District 7 City Councilor Margareth Shepard has requested the full 11-member Council support a resolution that backs bills in the Massachusetts legislature that would allow undocumented individuals to apply for Massachusetts driver’s licenses.

The City of Framingham has no jurisdiction on the issue, as the issuance of driver’s license is through the Massachusetts Registry of Motor Vehicles.

Shepard has yet to write the resolution but said at Wednesday night’s meeting she wanted it to appear on the next City Council’s agenda.

City Council Chair George P. King. Jr. said he would put it on the agenda.

But King also said he wants the City Council to set a policy on whether it wants to discuss national or state issues, that it has no jurisdiction on, as a City Council.

Shepard specifically said she wanted the Framingham City Council to endorse the Work and Family Mobility Act, also known as a Driver’s License Bill.

The act would give an estimated 155,000 undocumented immigrants in Massachusetts a type of government-issued identification.

The act also removes language from Mass General Laws that prohibits individuals not authorized to be in the United States to be ineligible for a driver’s license.

Fifteen states, and the District of Columbia, have a similar law, including Vermont & Connecticut in New England and New York and California.

House Bill 3012 sponsored by State Rep. Tricia Farley-Bouvier of Pittsfield and Christine Barber of Somerville, a petition to the issuance of driver’s licenses to certain persons unable to provide proof of lawful presence, is also supported by Framingham State Representatives Jack Patrick Lewis, Maria Robinson, and Carmine Gentile.

Last month, the House Transportation Committee approved the Work and Family Mobility Act on the deadline day for joint legislative committees to vote on bills.

But it still has a long way to go.

It has failed to be passed in previous sessions.

The Act still needs the full House of Representatives and the Massachusetts Senate approval, and the Governor’s signature.

At the hearing last month, individuals testified that police had pulled over family members when they were driving.

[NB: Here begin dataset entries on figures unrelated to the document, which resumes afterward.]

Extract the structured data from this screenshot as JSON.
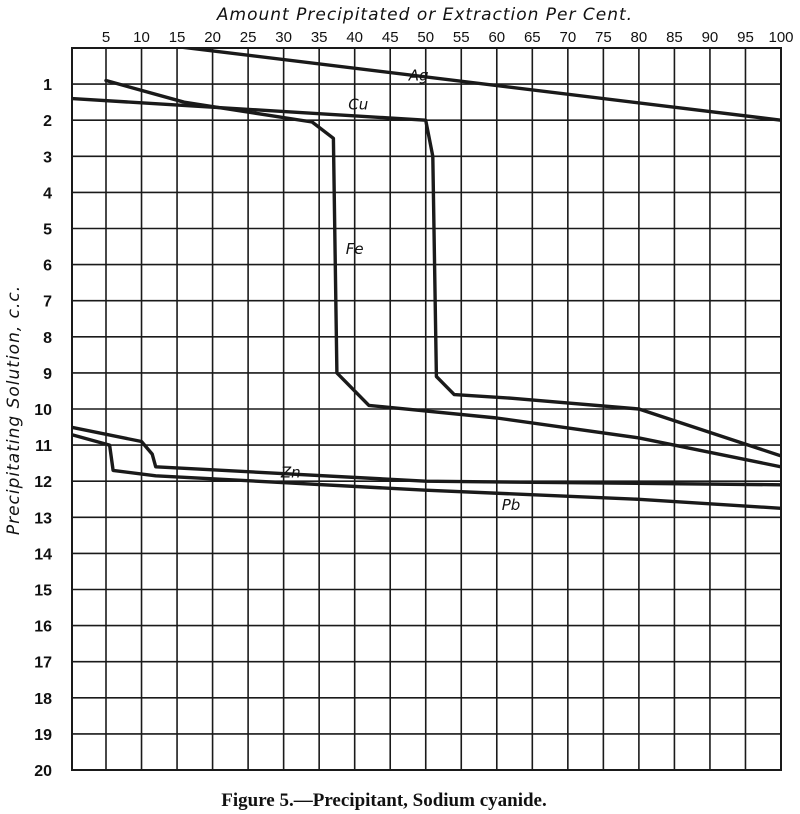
{
  "chart_data": {
    "type": "line",
    "title": "",
    "xlabel": "Amount Precipitated or Extraction Per Cent.",
    "ylabel": "Precipitating Solution, c.c.",
    "caption": "Figure 5.—Precipitant, Sodium cyanide.",
    "x_ticks": [
      5,
      10,
      15,
      20,
      25,
      30,
      35,
      40,
      45,
      50,
      55,
      60,
      65,
      70,
      75,
      80,
      85,
      90,
      95,
      100
    ],
    "y_ticks": [
      1,
      2,
      3,
      4,
      5,
      6,
      7,
      8,
      9,
      10,
      11,
      12,
      13,
      14,
      15,
      16,
      17,
      18,
      19,
      20
    ],
    "xlim": [
      5,
      100
    ],
    "ylim": [
      0,
      20
    ],
    "x_axis_position": "top",
    "y_inverted": true,
    "grid": true,
    "series": [
      {
        "name": "Ag",
        "label_at": [
          49,
          0.9
        ],
        "points": [
          [
            0,
            -0.4
          ],
          [
            100,
            2.0
          ]
        ]
      },
      {
        "name": "Cu",
        "label_at": [
          40.5,
          1.7
        ],
        "points": [
          [
            0,
            1.4
          ],
          [
            50,
            2.0
          ],
          [
            51,
            3.0
          ],
          [
            51.5,
            9.1
          ],
          [
            54,
            9.6
          ],
          [
            62,
            9.7
          ],
          [
            80,
            10.0
          ],
          [
            100,
            11.3
          ]
        ]
      },
      {
        "name": "Fe",
        "label_at": [
          40,
          5.7
        ],
        "points": [
          [
            5,
            0.9
          ],
          [
            16,
            1.5
          ],
          [
            34,
            2.05
          ],
          [
            37,
            2.5
          ],
          [
            37.5,
            9.0
          ],
          [
            42,
            9.9
          ],
          [
            60,
            10.25
          ],
          [
            80,
            10.8
          ],
          [
            100,
            11.6
          ]
        ]
      },
      {
        "name": "Zn",
        "label_at": [
          31,
          11.9
        ],
        "points": [
          [
            0,
            10.5
          ],
          [
            10,
            10.9
          ],
          [
            11.5,
            11.25
          ],
          [
            12,
            11.6
          ],
          [
            50,
            12.0
          ],
          [
            100,
            12.1
          ]
        ]
      },
      {
        "name": "Pb",
        "label_at": [
          62,
          12.8
        ],
        "points": [
          [
            0,
            10.7
          ],
          [
            5.5,
            11.0
          ],
          [
            6,
            11.7
          ],
          [
            12,
            11.85
          ],
          [
            50,
            12.25
          ],
          [
            80,
            12.5
          ],
          [
            100,
            12.75
          ]
        ]
      }
    ]
  }
}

Police discovered the individuals pulled over for violations did not have a license, and family members testified that U.S. Customs and Immigration Enforcement (ICE) agents had started the paperwork to have those individuals deported.

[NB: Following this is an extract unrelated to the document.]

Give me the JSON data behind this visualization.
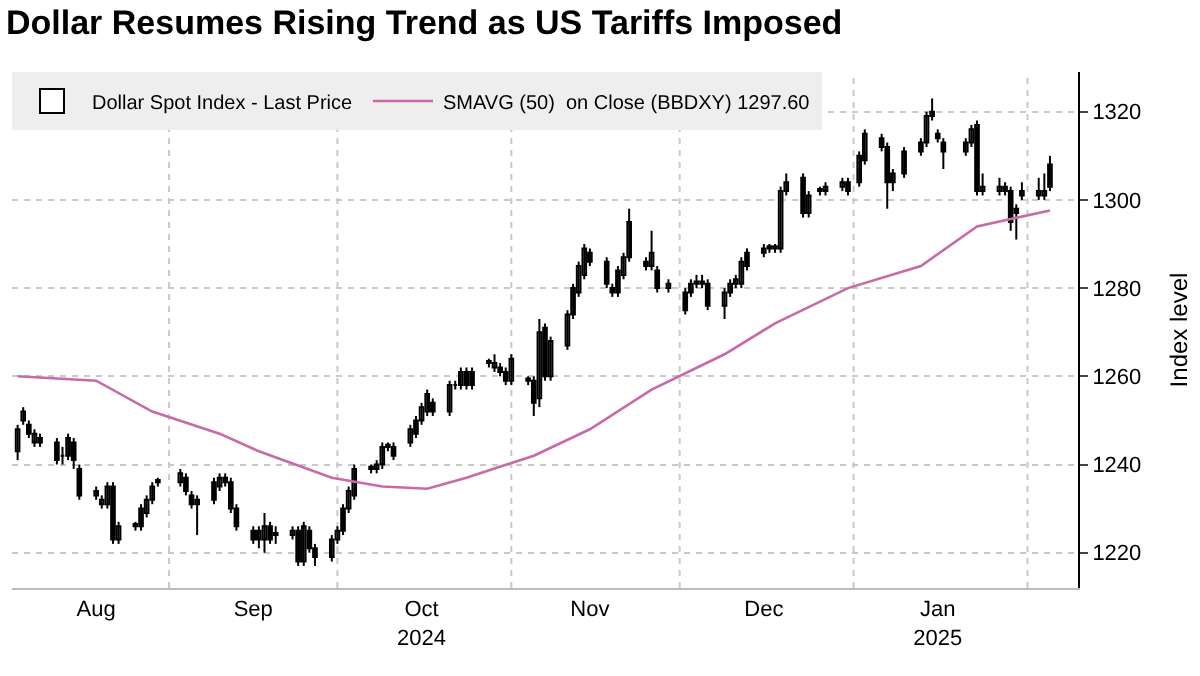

If the Act passes, individuals who are undocumented, would be required to take vision and road safety tests to be issued a driver’s license like documented individuals.

Shepard told her fellow Councilors on Wednesday night she had been working with a coalition to get the Act passed at the state level.

“This is a big concern for Framingham due to our large immigrant and undocumented community,” said Shepard to her fellow City Councilors.

“I want the City Council to adopt a resolution in favor of the family & work mobility act,” said Shepard.